MaxCompute:PyODPS sequence and execution operations

Last Updated:Dec 04, 2025

This topic describes how to perform sequence and execution operations in PyODPS.

Procedure

  1. You have created a MaxCompute project.

  2. Ensure that you have created a DataWorks workspace. This topic uses a workspace that is in public preview for DataStudio as an example.

  3. Create a table named pyodps_iris in DataWorks.

    1. Log on to the DataWorks console and select a region in the upper-left corner.

    2. On the Workspaces page, find the target workspace and in the Actions column, choose Shortcuts > DataStudio.

    3. On the Debugging Configurations page, select Computing Resource and Resource Group.

      If no resource group is displayed, click Create Resource Group and wait a few minutes for the resource group to be created. On the Resource Groups page, attach a workspace to the resource group.

    4. Run the following statement in a MaxCompute SQL node to create the pyodps_iris table.

      CREATE TABLE if not exists pyodps_iris
      (
      sepallength  DOUBLE comment 'Sepal length (cm)',
      sepalwidth   DOUBLE comment 'Sepal width (cm)',
      petallength  DOUBLE comment 'Petal length (cm)',
      petalwidth   DOUBLE comment 'Petal width (cm)',
      name         STRING comment 'Species'
      );
  4. Download the test dataset and import it into MaxCompute.

    1. Download and decompress the Iris flower dataset. Rename the iris.data file to iris.csv.

    2. Log on to the DataWorks console and select a region in the upper-left corner.

    3. In the navigation pane on the left, choose Data Integration > Data Upload and Download.

    4. Click Go to Data Upload and Download.

    5. In the navigation pane on the left, click the upload icon image, and click Upload Data.

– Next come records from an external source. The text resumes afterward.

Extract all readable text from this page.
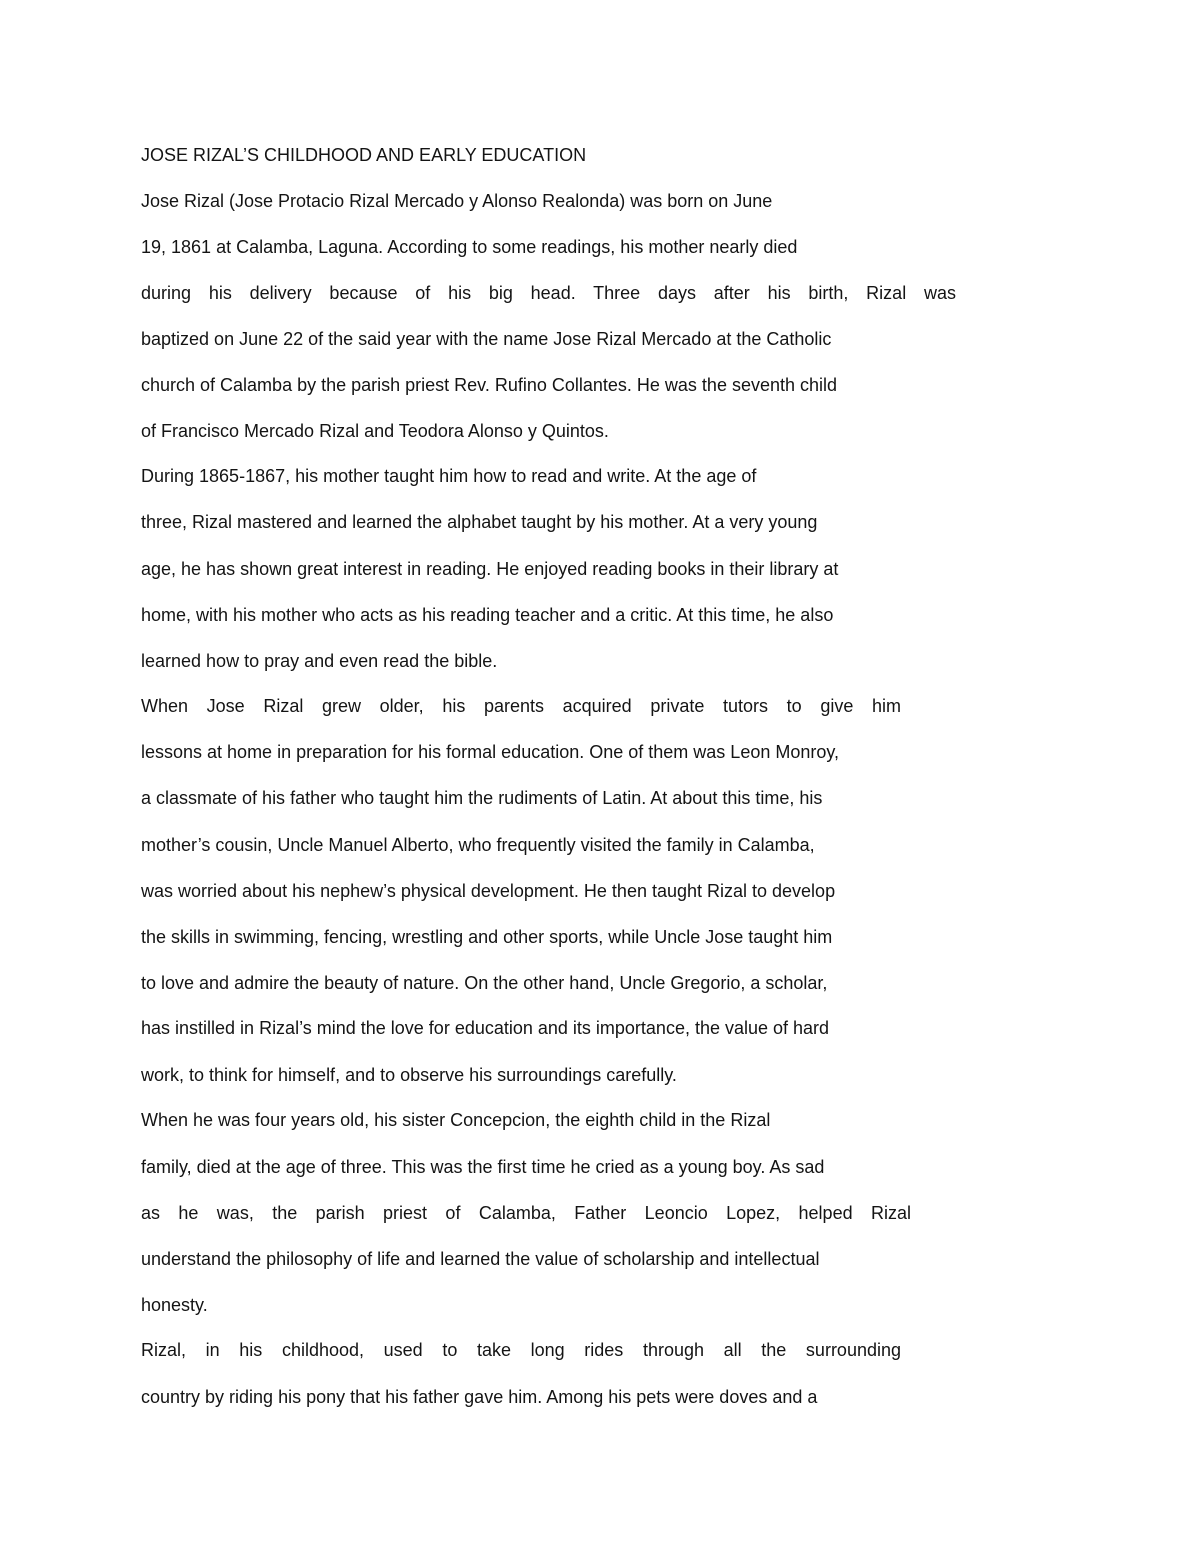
JOSE RIZAL’S CHILDHOOD AND EARLY EDUCATION

Jose Rizal (Jose Protacio Rizal Mercado y Alonso Realonda) was born on June

19, 1861 at Calamba, Laguna. According to some readings, his mother nearly died

during his delivery because of his big head. Three days after his birth, Rizal was

baptized on June 22 of the said year with the name Jose Rizal Mercado at the Catholic

church of Calamba by the parish priest Rev. Rufino Collantes. He was the seventh child

of Francisco Mercado Rizal and Teodora Alonso y Quintos.

During 1865-1867, his mother taught him how to read and write. At the age of

three, Rizal mastered and learned the alphabet taught by his mother. At a very young

age, he has shown great interest in reading. He enjoyed reading books in their library at

home, with his mother who acts as his reading teacher and a critic. At this time, he also

learned how to pray and even read the bible.

When Jose Rizal grew older, his parents acquired private tutors to give him

lessons at home in preparation for his formal education. One of them was Leon Monroy,

a classmate of his father who taught him the rudiments of Latin. At about this time, his

mother’s cousin, Uncle Manuel Alberto, who frequently visited the family in Calamba,

was worried about his nephew’s physical development. He then taught Rizal to develop

the skills in swimming, fencing, wrestling and other sports, while Uncle Jose taught him

to love and admire the beauty of nature. On the other hand, Uncle Gregorio, a scholar,

has instilled in Rizal’s mind the love for education and its importance, the value of hard

work, to think for himself, and to observe his surroundings carefully.

When he was four years old, his sister Concepcion, the eighth child in the Rizal

family, died at the age of three. This was the first time he cried as a young boy. As sad

as he was, the parish priest of Calamba, Father Leoncio Lopez, helped Rizal

understand the philosophy of life and learned the value of scholarship and intellectual

honesty.

Rizal, in his childhood, used to take long rides through all the surrounding

country by riding his pony that his father gave him. Among his pets were doves and a
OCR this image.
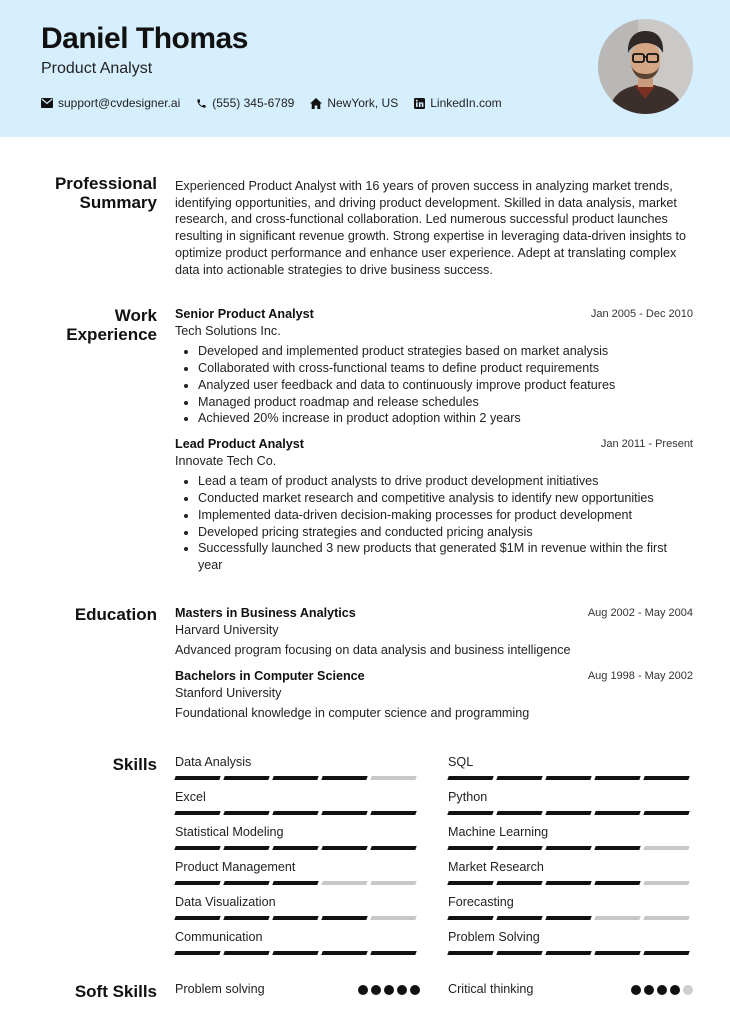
Daniel Thomas
Product Analyst
support@cvdesigner.ai	(555) 345-6789	NewYork, US	LinkedIn.com
Professional
Summary
Experienced Product Analyst with 16 years of proven success in analyzing market trends, identifying opportunities, and driving product development. Skilled in data analysis, market research, and cross-functional collaboration. Led numerous successful product launches resulting in significant revenue growth. Strong expertise in leveraging data-driven insights to optimize product performance and enhance user experience. Adept at translating complex data into actionable strategies to drive business success.
Work
Experience
Jan 2005 - Dec 2010
Senior Product Analyst
Tech Solutions Inc.
• Developed and implemented product strategies based on market analysis
• Collaborated with cross-functional teams to define product requirements
• Analyzed user feedback and data to continuously improve product features
• Managed product roadmap and release schedules
• Achieved 20% increase in product adoption within 2 years
Jan 2011 - Present
Lead Product Analyst
Innovate Tech Co.
• Lead a team of product analysts to drive product development initiatives
• Conducted market research and competitive analysis to identify new opportunities
• Implemented data-driven decision-making processes for product development
• Developed pricing strategies and conducted pricing analysis
• Successfully launched 3 new products that generated $1M in revenue within the first year
Education	Aug 2002 - May 2004
Masters in Business Analytics
Harvard University
Advanced program focusing on data analysis and business intelligence
Aug 1998 - May 2002
Bachelors in Computer Science
Stanford University
Foundational knowledge in computer science and programming
Skills Data Analysis	SQL
Excel	Python
Statistical Modeling	Machine Learning
Product Management	Market Research
Data Visualization	Forecasting
Communication	Problem Solving
Soft Skills Problem solving	Critical thinking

  5. On the DataStudio page, create a new MaxCompute PyODPS 2 node. Enter the following sample code and click Run.

    from odps import DataFrame
    iris = DataFrame(o.get_table('iristable_new'))
    
    # Get columns.
    print iris.sepallength.head(5)
    
    print iris['sepallength'].head(5)
    
    # View the data type of a column.
    print iris.sepallength.dtype
    
    # Change the data type of a column.
    iris.sepallength.astype('int')
    
    # Perform calculations.
    print iris.groupby('name').sepallength.max().head(5)
    
    print iris.sepallength.max()
    
    # Rename a column.
    print iris.sepalwidth.rename('speal_width').head(5)
    
    # Perform simple column operations.
    print (iris.sepallength + iris.sepalwidth).rename('sum_sepal').head(5)
  6. Create and run a PyODPS node named PyExecute with the following code:

    from odps import options
    from odps import DataFrame
    
    # View the Logview URL of the runtime instance.
    options.verbose = True
    iris = DataFrame(o.get_table('pyodps_iris'))
    iris[iris.sepallength < 5].exclude('sepallength')[:5].execute()
    
    my_logs = []
    def my_loggers(x):
      my_logs.append(x)
    
    options.verbose_log = my_loggers
    
    iris[iris.sepallength < 5].exclude('sepallength')[:5].execute()
    
    print(my_logs)
    
    # Cache the intermediate Collection result.
    cached = iris[iris.sepalwidth < 3.5].cache()
    print cached.head(3)
    
    # Perform asynchronous and parallel execution.
    from odps.df import Delay
    delay = Delay() # Create a Delay object.
    df = iris[iris.sepalwidth < 5].cache()  # A common dependency exists.
    future1 = df.sepalwidth.sum().execute(delay=delay) # The system immediately returns a future object, but the execution is not started.
    future2 = df.sepalwidth.mean().execute(delay=delay)
    future3 = df.sepalwidth.max().execute(delay=delay)
    
    delay.execute(n_parallel=3)
    
    print future1.result()
    print future2.result()
    print future3.result()